“I like diner-style burgers too,” a guy tells me, leaning over conspiratorially at a fancy dinner party.
It always shocks me that people know these intimate details about my life.
It’s because when you’re writing a memoir, you have 2 thoughts:
1. No one’s going to read this.
2. No one cares about the minutiae of my life.
But different things jump out at different people. My book, The 30-Second Commute, covers my career (as book, music and restaurant critic among other things) and various things about my life experiences thus far, and it seems everyone has their favourite part, or one that sticks with them the most.
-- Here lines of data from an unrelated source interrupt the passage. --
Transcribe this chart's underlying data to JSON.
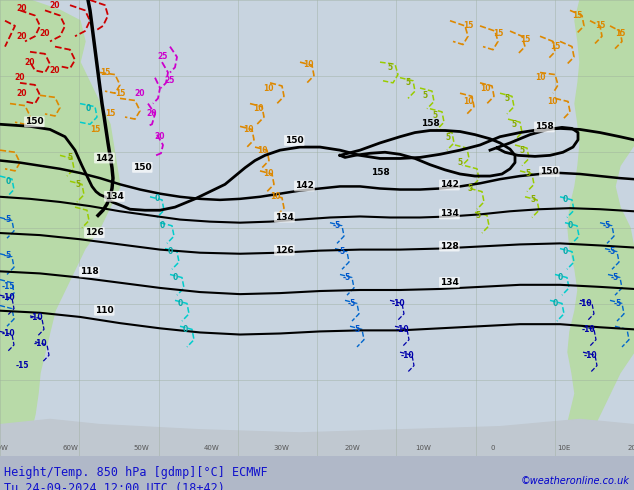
{
  "title_bottom": "Height/Temp. 850 hPa [gdmp][°C] ECMWF",
  "datetime_str": "Tu 24-09-2024 12:00 UTC (18+42)",
  "credit": "©weatheronline.co.uk",
  "bg_color": "#d0d8e0",
  "land_color_light": "#c8e6c0",
  "land_color_dark": "#a8d4a0",
  "fig_width": 6.34,
  "fig_height": 4.9,
  "dpi": 100,
  "bottom_label_color": "#1a1aff",
  "bottom_bar_color": "#cccccc",
  "grid_color": "#aaaaaa",
  "title_font_size": 8.5,
  "credit_font_size": 7,
  "label_font_size": 7
}
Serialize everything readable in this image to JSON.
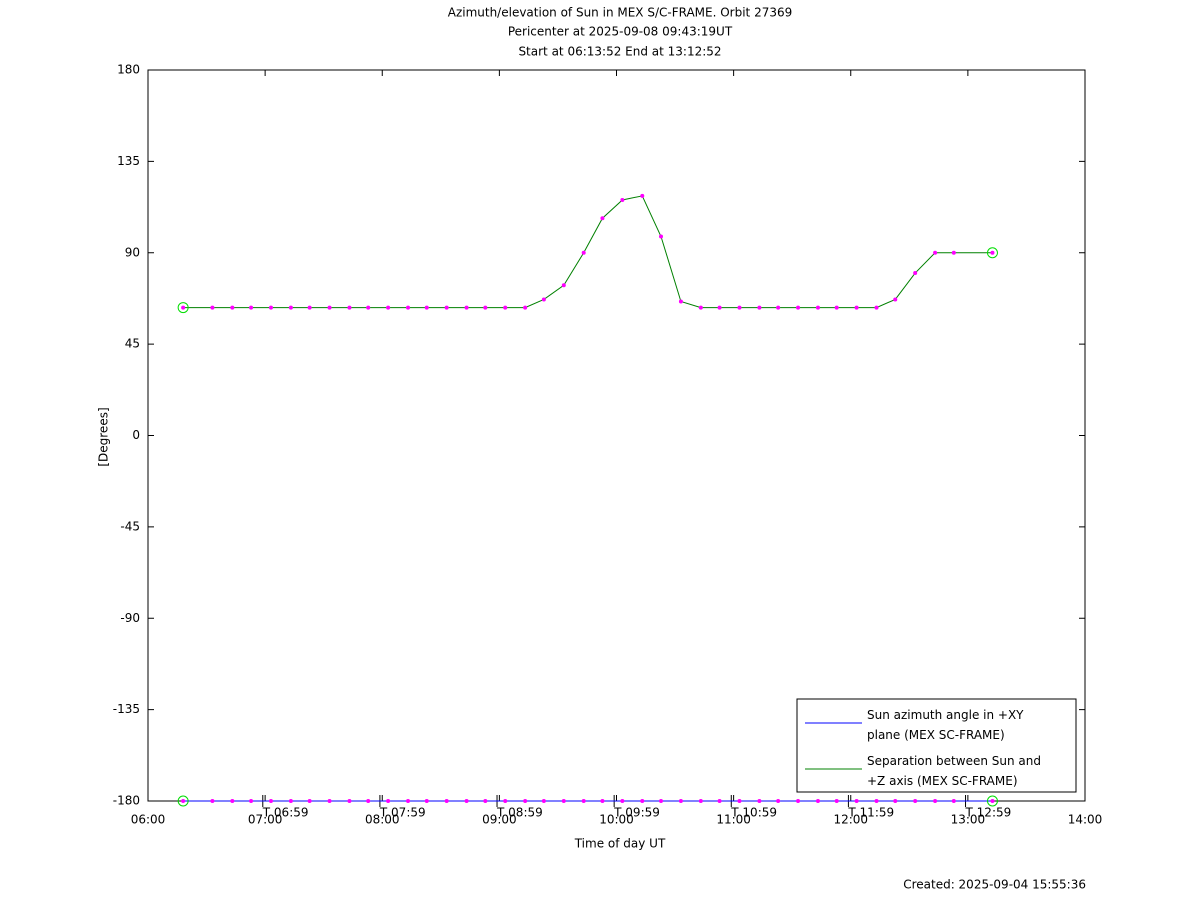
{
  "chart_data": {
    "type": "line",
    "title": "Azimuth/elevation of Sun in MEX S/C-FRAME.  Orbit 27369",
    "subtitle": "Pericenter at 2025-09-08 09:43:19UT",
    "subtitle2": "Start at 06:13:52 End at 13:12:52",
    "xlabel": "Time of day UT",
    "ylabel": "[Degrees]",
    "footer": "Created: 2025-09-04 15:55:36",
    "xlim": [
      6,
      14
    ],
    "xticks": [
      {
        "value": 6,
        "label": "06:00"
      },
      {
        "value": 7,
        "label": "07:00"
      },
      {
        "value": 8,
        "label": "08:00"
      },
      {
        "value": 9,
        "label": "09:00"
      },
      {
        "value": 10,
        "label": "10:00"
      },
      {
        "value": 11,
        "label": "11:00"
      },
      {
        "value": 12,
        "label": "12:00"
      },
      {
        "value": 13,
        "label": "13:00"
      },
      {
        "value": 14,
        "label": "14:00"
      }
    ],
    "hour_marks": [
      {
        "value": 6.98,
        "label": "T 06:59"
      },
      {
        "value": 7.98,
        "label": "T 07:59"
      },
      {
        "value": 8.98,
        "label": "T 08:59"
      },
      {
        "value": 9.98,
        "label": "T 09:59"
      },
      {
        "value": 10.98,
        "label": "T 10:59"
      },
      {
        "value": 11.98,
        "label": "T 11:59"
      },
      {
        "value": 12.98,
        "label": "T 12:59"
      }
    ],
    "ylim": [
      -180,
      180
    ],
    "yticks": [
      -180,
      -135,
      -90,
      -45,
      0,
      45,
      90,
      135,
      180
    ],
    "marker_color": "#ff00ff",
    "x": [
      6.3,
      6.55,
      6.72,
      6.88,
      7.05,
      7.22,
      7.38,
      7.55,
      7.72,
      7.88,
      8.05,
      8.22,
      8.38,
      8.55,
      8.72,
      8.88,
      9.05,
      9.22,
      9.38,
      9.55,
      9.72,
      9.88,
      10.05,
      10.22,
      10.38,
      10.55,
      10.72,
      10.88,
      11.05,
      11.22,
      11.38,
      11.55,
      11.72,
      11.88,
      12.05,
      12.22,
      12.38,
      12.55,
      12.72,
      12.88,
      13.21
    ],
    "series": [
      {
        "name": "Sun azimuth angle in +XY plane (MEX SC-FRAME)",
        "color": "#0000ff",
        "values": [
          -180,
          -180,
          -180,
          -180,
          -180,
          -180,
          -180,
          -180,
          -180,
          -180,
          -180,
          -180,
          -180,
          -180,
          -180,
          -180,
          -180,
          -180,
          -180,
          -180,
          -180,
          -180,
          -180,
          -180,
          -180,
          -180,
          -180,
          -180,
          -180,
          -180,
          -180,
          -180,
          -180,
          -180,
          -180,
          -180,
          -180,
          -180,
          -180,
          -180,
          -180
        ]
      },
      {
        "name": "Separation between Sun and +Z axis (MEX SC-FRAME)",
        "color": "#008000",
        "values": [
          63,
          63,
          63,
          63,
          63,
          63,
          63,
          63,
          63,
          63,
          63,
          63,
          63,
          63,
          63,
          63,
          63,
          63,
          67,
          74,
          90,
          107,
          116,
          118,
          98,
          66,
          63,
          63,
          63,
          63,
          63,
          63,
          63,
          63,
          63,
          63,
          67,
          80,
          90,
          90,
          90
        ]
      }
    ],
    "legend": "lower right"
  }
}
It is honestly hard to fathom, now, a year after the book’s publication, that I had the courage to lay out some of the most telling details of my life. But then, this is the only way I know how to write. No matter how difficult it may be to reveal so much, for me it would be 1,000 times harder to try to fictionalize it all.
So when I write, whether it’s a book or a feature article, I am of the mind that no one knows me, so it’s just personal details I’m including about “some person,” not specifically Stephanie Dickison.
And I take great comfort in the fact that North America is so caught up in what Magnolia Bakery’s cupcake Suri Cruise is currently obsessed with. It takes the pressure off, knowing that if I talk about something from my life, it’s certainly not going to be gossiped about with the same exuberance as, say, Jennifer Aniston’s lack of lasting love or which Hills star got plastic surgery and where.
That doesn’t mean I don’t want to be famous. I mean, I would be fine with that. And if, say, some publication wanted to pick up on the fact that in my book I write about my encounters with both Stephen King and Oprah Winfrey, well, that would be all right. I don’t know what I’d wear, but I’ll come up with something . . .
But of course I do not write for fame or money or accolades. Like many writers, I write to educate, inform and entertain, and deeper down I write to be understood, to reveal my innermost thoughts and feelings.
And if sometimes those are embarrassing or TMI (Too Much Information), then I can live with that too.
So I will continue to write about my life as a full-time freelancer with all the successes and failures that come with it as well as the intensely personal details, things only close friends know. That is, until I publish them in a widely read publication.
Details revealed in my book:
- My one-bedroom apartment, with my tiny little rolltop desk at the end of the bed, where I live with the love of my life, Scott (who also happens to be a writer working from home), and our 18-pound cat, Cosmo.
- My work as a restaurant critic, where eating out for a living brings much joy and occasionally a stomach ache (especially after a lot of Indian). And many an expanded waistband.
- The time I interviewed a famous hip-hop artist and realized that the tape recorder didn’t catch a damn thing.
- The beauty & fashion products piled behind our bedroom door (remember, we have just the one). For a year-and-a-half we not-so-jokingly referred to the boudoir as “the stockroom.”
Things I have yet to reveal:
- I was dining in a French restaurant and the waitress pointed out a rat on the other side of the French doors beside us. Twice.
- An editor sent me a page-long letter about what a poor writer I am. She numbered the reasons and everything.
- I not-so-secretly want to saw our apartment door in half and run a little take-out counter out of here. Specials would include a soup of the day, intriguing salads and hot roast lunches and dinners.
- The day I found out I got a regular column in a paper with over a million readers I was dying to go out and commemorate the momentous occasion by getting a tattoo I’d been wanting, but I didn’t have any money.
- I am way more technically savvy than people give me credit for (because I’m soft-spoken and blonde). In fact I can rock the s**t out of html and social media. Seriously.
- I made one guy’s Top 10 worst books list.
- I want to write as many books as time will allow. Apparently, I think I can prove that guy wrong.
Was that TMI?
Oh, what the hell. You only live once.
You might as well write down all the juicy details.